With the recent tech boom and subsequent rise of digital marketing, data analytics is now more popular than ever. Businesses want to better understand their customers, and call centers are no exception. That’s why call centers are employing analytics to improve the customer experience. And contact center agents are at the core of this business model, so providing superb customer interactions is crucial.
We’re all familiar with that experience of a call center agent not being able to answer our queries or not giving us the right information. Calling a customer helpline is seen as more tedious and time-consuming than helpful by the majority of the public. But this attitude can change simply with the power of analytics.
What is call center analytics?
Analytics tools extract data to better identify trends and patterns and provide insights. A variety of companies use analytics tools to track their business’s performance. But call center analytics can go beyond just tracking patterns and discerning key information about your customers’ needs. Call center analytics can deliver a personalized customer experience.
In many ways, call center analytics can help anticipate your customers’ needs — significantly improving their experience with you. Call center analytics can identify what questions are commonly asked so your company can establish ways to answer these questions without a customer having to dial a number. These analytics can pinpoint some of the most frequently reported issues so you can quickly eradicate the issue. And call center analytics can interpret a customer’s reaction and tone to help service representatives understand how to respond to their customers effectively.

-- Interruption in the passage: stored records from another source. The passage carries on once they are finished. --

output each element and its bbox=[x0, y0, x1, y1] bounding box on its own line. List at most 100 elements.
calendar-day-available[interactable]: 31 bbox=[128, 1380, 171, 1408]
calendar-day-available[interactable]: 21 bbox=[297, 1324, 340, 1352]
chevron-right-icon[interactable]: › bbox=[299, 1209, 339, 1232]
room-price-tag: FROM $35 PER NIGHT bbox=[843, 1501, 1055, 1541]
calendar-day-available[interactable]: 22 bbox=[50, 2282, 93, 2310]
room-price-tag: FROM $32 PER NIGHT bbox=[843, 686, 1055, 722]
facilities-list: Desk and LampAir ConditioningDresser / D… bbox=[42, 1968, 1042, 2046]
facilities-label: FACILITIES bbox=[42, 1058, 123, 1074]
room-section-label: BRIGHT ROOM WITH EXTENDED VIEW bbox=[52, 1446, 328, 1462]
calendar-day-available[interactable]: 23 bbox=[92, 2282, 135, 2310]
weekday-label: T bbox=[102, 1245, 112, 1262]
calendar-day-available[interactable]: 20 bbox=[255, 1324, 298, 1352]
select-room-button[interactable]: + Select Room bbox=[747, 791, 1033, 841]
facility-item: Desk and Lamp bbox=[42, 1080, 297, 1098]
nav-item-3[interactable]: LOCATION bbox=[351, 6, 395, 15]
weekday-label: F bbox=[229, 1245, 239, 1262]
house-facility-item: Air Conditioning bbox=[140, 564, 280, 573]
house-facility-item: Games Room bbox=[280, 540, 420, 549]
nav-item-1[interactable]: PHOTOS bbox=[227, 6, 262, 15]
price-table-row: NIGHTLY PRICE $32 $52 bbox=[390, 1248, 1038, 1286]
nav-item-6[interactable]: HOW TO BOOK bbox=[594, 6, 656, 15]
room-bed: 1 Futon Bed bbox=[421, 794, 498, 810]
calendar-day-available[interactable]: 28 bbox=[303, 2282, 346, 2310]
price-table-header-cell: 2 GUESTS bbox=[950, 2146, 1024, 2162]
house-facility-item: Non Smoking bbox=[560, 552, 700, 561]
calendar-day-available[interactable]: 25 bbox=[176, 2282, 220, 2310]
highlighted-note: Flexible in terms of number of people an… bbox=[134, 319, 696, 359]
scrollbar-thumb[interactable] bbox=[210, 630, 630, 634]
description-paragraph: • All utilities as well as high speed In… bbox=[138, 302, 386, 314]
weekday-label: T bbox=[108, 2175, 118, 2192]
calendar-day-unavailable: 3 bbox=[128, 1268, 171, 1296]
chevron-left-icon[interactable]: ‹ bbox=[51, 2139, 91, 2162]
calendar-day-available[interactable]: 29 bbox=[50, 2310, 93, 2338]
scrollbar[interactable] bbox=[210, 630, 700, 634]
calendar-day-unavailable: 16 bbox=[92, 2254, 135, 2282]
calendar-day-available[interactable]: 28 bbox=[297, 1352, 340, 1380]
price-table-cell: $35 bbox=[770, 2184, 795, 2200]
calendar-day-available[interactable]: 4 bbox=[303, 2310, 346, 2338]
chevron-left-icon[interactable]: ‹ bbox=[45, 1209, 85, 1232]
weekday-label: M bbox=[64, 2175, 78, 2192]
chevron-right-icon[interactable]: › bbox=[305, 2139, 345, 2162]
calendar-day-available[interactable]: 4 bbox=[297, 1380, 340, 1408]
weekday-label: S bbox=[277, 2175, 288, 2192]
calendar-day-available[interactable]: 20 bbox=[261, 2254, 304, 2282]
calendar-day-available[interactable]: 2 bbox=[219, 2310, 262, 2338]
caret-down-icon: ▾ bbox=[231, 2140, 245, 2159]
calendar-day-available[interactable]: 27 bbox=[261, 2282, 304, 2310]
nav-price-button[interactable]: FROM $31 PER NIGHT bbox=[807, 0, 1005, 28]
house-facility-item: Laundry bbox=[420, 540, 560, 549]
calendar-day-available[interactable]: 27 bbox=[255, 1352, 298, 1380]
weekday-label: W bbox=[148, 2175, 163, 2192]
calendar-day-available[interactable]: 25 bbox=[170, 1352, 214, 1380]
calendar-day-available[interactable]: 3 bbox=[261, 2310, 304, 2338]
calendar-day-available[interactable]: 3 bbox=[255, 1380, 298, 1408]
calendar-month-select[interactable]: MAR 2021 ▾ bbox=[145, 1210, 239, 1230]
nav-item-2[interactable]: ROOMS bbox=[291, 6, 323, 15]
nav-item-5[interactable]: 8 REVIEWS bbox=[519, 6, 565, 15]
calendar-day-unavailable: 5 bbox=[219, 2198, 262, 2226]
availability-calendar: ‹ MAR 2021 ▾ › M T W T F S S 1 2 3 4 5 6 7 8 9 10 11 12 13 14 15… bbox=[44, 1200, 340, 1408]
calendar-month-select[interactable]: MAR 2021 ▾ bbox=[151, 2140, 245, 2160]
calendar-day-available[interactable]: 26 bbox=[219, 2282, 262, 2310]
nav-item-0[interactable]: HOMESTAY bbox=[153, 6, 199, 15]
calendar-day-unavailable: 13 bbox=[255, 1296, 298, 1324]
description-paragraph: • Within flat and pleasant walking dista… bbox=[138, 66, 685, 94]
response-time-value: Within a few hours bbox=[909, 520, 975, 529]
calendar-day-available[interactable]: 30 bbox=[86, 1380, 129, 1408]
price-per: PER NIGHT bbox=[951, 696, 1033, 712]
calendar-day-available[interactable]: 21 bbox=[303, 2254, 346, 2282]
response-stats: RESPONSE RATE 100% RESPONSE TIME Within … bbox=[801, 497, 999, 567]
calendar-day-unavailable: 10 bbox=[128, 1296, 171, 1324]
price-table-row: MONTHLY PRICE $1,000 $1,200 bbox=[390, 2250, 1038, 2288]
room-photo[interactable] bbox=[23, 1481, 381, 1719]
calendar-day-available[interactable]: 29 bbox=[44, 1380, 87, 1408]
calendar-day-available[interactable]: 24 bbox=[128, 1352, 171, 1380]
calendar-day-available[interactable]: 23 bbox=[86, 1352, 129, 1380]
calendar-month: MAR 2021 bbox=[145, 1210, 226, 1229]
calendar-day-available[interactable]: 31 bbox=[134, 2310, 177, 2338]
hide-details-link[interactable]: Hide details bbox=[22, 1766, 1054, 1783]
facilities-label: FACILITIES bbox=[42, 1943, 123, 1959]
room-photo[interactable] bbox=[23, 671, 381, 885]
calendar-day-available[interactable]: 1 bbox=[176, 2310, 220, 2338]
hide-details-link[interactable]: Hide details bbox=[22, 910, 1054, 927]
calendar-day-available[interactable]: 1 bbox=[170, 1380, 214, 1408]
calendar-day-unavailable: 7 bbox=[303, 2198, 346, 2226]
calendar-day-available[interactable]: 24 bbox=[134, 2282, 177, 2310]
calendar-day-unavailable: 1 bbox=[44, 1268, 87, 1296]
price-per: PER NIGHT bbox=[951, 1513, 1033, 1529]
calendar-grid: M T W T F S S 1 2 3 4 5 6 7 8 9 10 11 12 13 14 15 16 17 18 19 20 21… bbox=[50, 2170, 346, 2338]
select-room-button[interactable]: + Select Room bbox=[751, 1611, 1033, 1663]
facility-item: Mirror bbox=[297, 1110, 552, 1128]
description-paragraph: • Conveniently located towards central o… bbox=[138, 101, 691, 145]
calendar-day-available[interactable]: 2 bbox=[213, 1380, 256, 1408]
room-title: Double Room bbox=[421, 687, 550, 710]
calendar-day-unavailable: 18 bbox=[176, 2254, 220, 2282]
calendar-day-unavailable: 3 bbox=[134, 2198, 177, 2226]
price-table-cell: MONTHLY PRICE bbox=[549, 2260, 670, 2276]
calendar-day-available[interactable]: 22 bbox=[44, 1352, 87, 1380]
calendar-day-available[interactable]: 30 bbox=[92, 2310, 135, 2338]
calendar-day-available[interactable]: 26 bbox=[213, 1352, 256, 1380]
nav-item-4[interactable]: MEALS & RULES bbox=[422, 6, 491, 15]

Analytics data can be pulled from a variety of platforms such as social media, wait and hold times, the average length of a phone conversation with an agent, the proportion of calls handled and issues resolved, and customer surveys. These are all examples of important metrics to keep track of for a call center. Through interpreting this data, call center management can find knowledge gaps and consistent problems and correct these issues through training sessions or other alternatives. To help interpret the data more efficiently, Tableau training offers software that can easily present even the most complex business data in handy interactive reports, charts, or graphs.
Main types of call center analytics
Call center analytics have evolved throughout the years, from using voice-based data and artificial intelligence to analytics seeking to interpret the text and other written documentation, which is especially useful when paired with social media interaction.
Six main types of call center analytics exist. By analyzing calls using speech analytics software, call center management can determine where more training and knowledge are needed for their agents so agents provide better assistance to their customers. Speech analytics algorithms can also gauge the customer’s emotions to see where frustrations arise and how to mitigate this for future calls. Predictive analytics can (as the name suggests) help predict customer behaviors, and then use that data to improve sales and interactions. Working with predictive analytics can reduce call handling time.
In today’s tech-savvy culture, cross-channel analytics are key. These analytics extract data from the various channels customers interact with agents on mobile devices, desktop, social media, mobile apps, email, and (of course) calls. Desktop analytics monitors agents’ desktop activity and the relevant systems used to track their performance. Self-service interaction analytics keeps track of customer experience in self-service channels like automated chat boxes and interactive voice response systems. Assessing this data helps smooth out any kinks with these applications. Similar to speech analytics, text analytics deciphers text communications and helps agents and management understand customer needs through written applications.